Inflation et mondialisation

Le 29 juin 2022. L’inflation accélère fortement en France et en zone euro, et encore plus aux Etats-Unis et au Royaume-Uni. Cet article revient sur les causes de l’inflation en réexaminant la relation entre inflation et mondialisation. Par De Bandt OlivierCarluccio Juan.

La mondialisation et ses répercussions sur l’inflation

L’inflation accélère en raison de variables mondiales (énergie et matières premières), ainsi que des perturbations des chaînes de valeur.

En effet, la mondialisation a eu un effet baissier, mais quantitativement limité, en moyenne sur l’inflation dans la zone euro jusqu’en 2019. Néanmoins, l’influence des chocs externes sur les parties volatiles de l’indice des prix à la consommation s’est accrue dans la dernière décennie. Les fortes pressions inflationnistes actuelles apparaissent comme une continuation du processus d’ouverture entamé à partir des années 1990. À plus long terme se pose la question de savoir si le processus de mondialisation va se poursuivre, et quels en seraient les effets sur l’inflation.

L’inflation a augmenté à partir de 2021 dans la plupart des pays, après presque deux décennies de modération. Un consensus existe sur le fait que les principaux moteurs de l’inflation actuelle sont liés à des variables mondiales, en particulier à des perturbations des chaînes de valeur mondiales, à des pénuries d’intrants dans les principaux secteurs manufacturiers et à la hausse des prix de l’énergie et des denrées alimentaires. Au-delà du débat, quant au caractère temporaire de ces chocs qui se normaliseront une fois que les effets de la pandémie s’estomperont et que les tensions géopolitiques s’apaiseront, se pose la question des effets à moyen terme de la mondialisation sur la dynamique des prix (Blanchard, 2020).

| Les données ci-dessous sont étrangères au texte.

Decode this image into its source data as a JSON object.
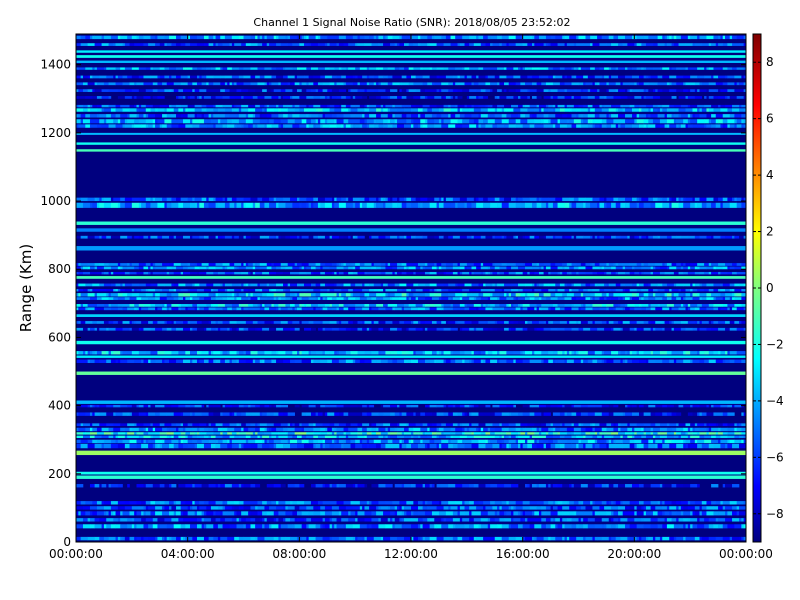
{
  "chart_data": {
    "type": "heatmap",
    "title": "Channel 1 Signal Noise Ratio (SNR): 2018/08/05 23:52:02",
    "xlabel": "",
    "ylabel": "Range (Km)",
    "x_tick_labels": [
      "00:00:00",
      "04:00:00",
      "08:00:00",
      "12:00:00",
      "16:00:00",
      "20:00:00",
      "00:00:00"
    ],
    "x_ticks_hours": [
      0,
      4,
      8,
      12,
      16,
      20,
      24
    ],
    "xlim_hours": [
      0,
      24
    ],
    "y_ticks": [
      0,
      200,
      400,
      600,
      800,
      1000,
      1200,
      1400
    ],
    "ylim": [
      0,
      1490
    ],
    "colorbar": {
      "colormap": "jet",
      "clim": [
        -9,
        9
      ],
      "ticks": [
        8,
        6,
        4,
        2,
        0,
        -2,
        -4,
        -6,
        -8
      ],
      "tick_labels": [
        "8",
        "6",
        "4",
        "2",
        "0",
        "−2",
        "−4",
        "−6",
        "−8"
      ]
    },
    "background_value": -8.8,
    "range_bands": [
      {
        "range": [
          5,
          15
        ],
        "value": -5.0,
        "variability": "high"
      },
      {
        "range": [
          40,
          52
        ],
        "value": -4.5,
        "variability": "high"
      },
      {
        "range": [
          60,
          70
        ],
        "value": -5.5,
        "variability": "high"
      },
      {
        "range": [
          78,
          90
        ],
        "value": -5.0,
        "variability": "high"
      },
      {
        "range": [
          95,
          105
        ],
        "value": -5.5,
        "variability": "high"
      },
      {
        "range": [
          110,
          120
        ],
        "value": -5.0,
        "variability": "high"
      },
      {
        "range": [
          160,
          170
        ],
        "value": -6.5,
        "variability": "high"
      },
      {
        "range": [
          185,
          195
        ],
        "value": -1.5,
        "variability": "low"
      },
      {
        "range": [
          198,
          206
        ],
        "value": -2.0,
        "variability": "low"
      },
      {
        "range": [
          255,
          268
        ],
        "value": 0.5,
        "variability": "low"
      },
      {
        "range": [
          275,
          288
        ],
        "value": -5.0,
        "variability": "high"
      },
      {
        "range": [
          290,
          300
        ],
        "value": -4.0,
        "variability": "high"
      },
      {
        "range": [
          305,
          312
        ],
        "value": -3.5,
        "variability": "high"
      },
      {
        "range": [
          315,
          322
        ],
        "value": -2.0,
        "variability": "high"
      },
      {
        "range": [
          325,
          335
        ],
        "value": -4.5,
        "variability": "high"
      },
      {
        "range": [
          340,
          348
        ],
        "value": -5.5,
        "variability": "high"
      },
      {
        "range": [
          370,
          380
        ],
        "value": -6.0,
        "variability": "high"
      },
      {
        "range": [
          395,
          402
        ],
        "value": -6.5,
        "variability": "high"
      },
      {
        "range": [
          405,
          415
        ],
        "value": -3.5,
        "variability": "low"
      },
      {
        "range": [
          490,
          500
        ],
        "value": -0.5,
        "variability": "low"
      },
      {
        "range": [
          525,
          535
        ],
        "value": -5.0,
        "variability": "high"
      },
      {
        "range": [
          540,
          547
        ],
        "value": -2.5,
        "variability": "low"
      },
      {
        "range": [
          550,
          560
        ],
        "value": -3.5,
        "variability": "high"
      },
      {
        "range": [
          580,
          590
        ],
        "value": -2.0,
        "variability": "low"
      },
      {
        "range": [
          620,
          628
        ],
        "value": -6.0,
        "variability": "high"
      },
      {
        "range": [
          640,
          648
        ],
        "value": -5.5,
        "variability": "high"
      },
      {
        "range": [
          660,
          668
        ],
        "value": -3.0,
        "variability": "low"
      },
      {
        "range": [
          680,
          688
        ],
        "value": -5.0,
        "variability": "high"
      },
      {
        "range": [
          690,
          698
        ],
        "value": -3.5,
        "variability": "high"
      },
      {
        "range": [
          710,
          718
        ],
        "value": -4.5,
        "variability": "high"
      },
      {
        "range": [
          720,
          730
        ],
        "value": -3.0,
        "variability": "high"
      },
      {
        "range": [
          735,
          742
        ],
        "value": -5.0,
        "variability": "high"
      },
      {
        "range": [
          750,
          758
        ],
        "value": -4.5,
        "variability": "high"
      },
      {
        "range": [
          772,
          780
        ],
        "value": -1.0,
        "variability": "low"
      },
      {
        "range": [
          785,
          792
        ],
        "value": -5.5,
        "variability": "high"
      },
      {
        "range": [
          800,
          808
        ],
        "value": -4.5,
        "variability": "high"
      },
      {
        "range": [
          810,
          818
        ],
        "value": -5.0,
        "variability": "high"
      },
      {
        "range": [
          855,
          868
        ],
        "value": -4.0,
        "variability": "low"
      },
      {
        "range": [
          890,
          898
        ],
        "value": -6.0,
        "variability": "high"
      },
      {
        "range": [
          910,
          920
        ],
        "value": -4.5,
        "variability": "low"
      },
      {
        "range": [
          930,
          940
        ],
        "value": -1.5,
        "variability": "low"
      },
      {
        "range": [
          980,
          995
        ],
        "value": -4.0,
        "variability": "high"
      },
      {
        "range": [
          1000,
          1010
        ],
        "value": -5.5,
        "variability": "high"
      },
      {
        "range": [
          1145,
          1152
        ],
        "value": -1.0,
        "variability": "low"
      },
      {
        "range": [
          1165,
          1172
        ],
        "value": -2.0,
        "variability": "low"
      },
      {
        "range": [
          1195,
          1200
        ],
        "value": -3.5,
        "variability": "low"
      },
      {
        "range": [
          1215,
          1225
        ],
        "value": -4.5,
        "variability": "high"
      },
      {
        "range": [
          1228,
          1240
        ],
        "value": -4.0,
        "variability": "high"
      },
      {
        "range": [
          1245,
          1255
        ],
        "value": -5.0,
        "variability": "high"
      },
      {
        "range": [
          1262,
          1272
        ],
        "value": -3.5,
        "variability": "high"
      },
      {
        "range": [
          1275,
          1282
        ],
        "value": -5.5,
        "variability": "high"
      },
      {
        "range": [
          1300,
          1308
        ],
        "value": -6.5,
        "variability": "high"
      },
      {
        "range": [
          1320,
          1328
        ],
        "value": -6.0,
        "variability": "high"
      },
      {
        "range": [
          1340,
          1348
        ],
        "value": -5.0,
        "variability": "high"
      },
      {
        "range": [
          1360,
          1368
        ],
        "value": -5.5,
        "variability": "high"
      },
      {
        "range": [
          1385,
          1392
        ],
        "value": -4.0,
        "variability": "high"
      },
      {
        "range": [
          1405,
          1412
        ],
        "value": -3.5,
        "variability": "low"
      },
      {
        "range": [
          1420,
          1428
        ],
        "value": -2.0,
        "variability": "low"
      },
      {
        "range": [
          1435,
          1442
        ],
        "value": -2.5,
        "variability": "low"
      },
      {
        "range": [
          1455,
          1463
        ],
        "value": -5.0,
        "variability": "high"
      },
      {
        "range": [
          1475,
          1485
        ],
        "value": -4.0,
        "variability": "high"
      }
    ]
  }
}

L’article vise à éclairer les débats actuels en réexaminant la relation entre la mondialisation et l’inflation. Dans une économie ouverte, les conditions économiques et financières nationales sont affectées par des chocs extérieurs. À plus long terme se pose la question de savoir si le processus de mondialisation va se poursuivre, et quels en seront les effets sur l’inflation. Afin d’éclairer ce débat, les questions suivantes sont posées ici :

  • Par quels canaux la mondialisation affecte-t-elle l’inflation ?
  • Dans quelle mesure la mondialisation était-elle responsable de la faible inflation avant la pandémie ?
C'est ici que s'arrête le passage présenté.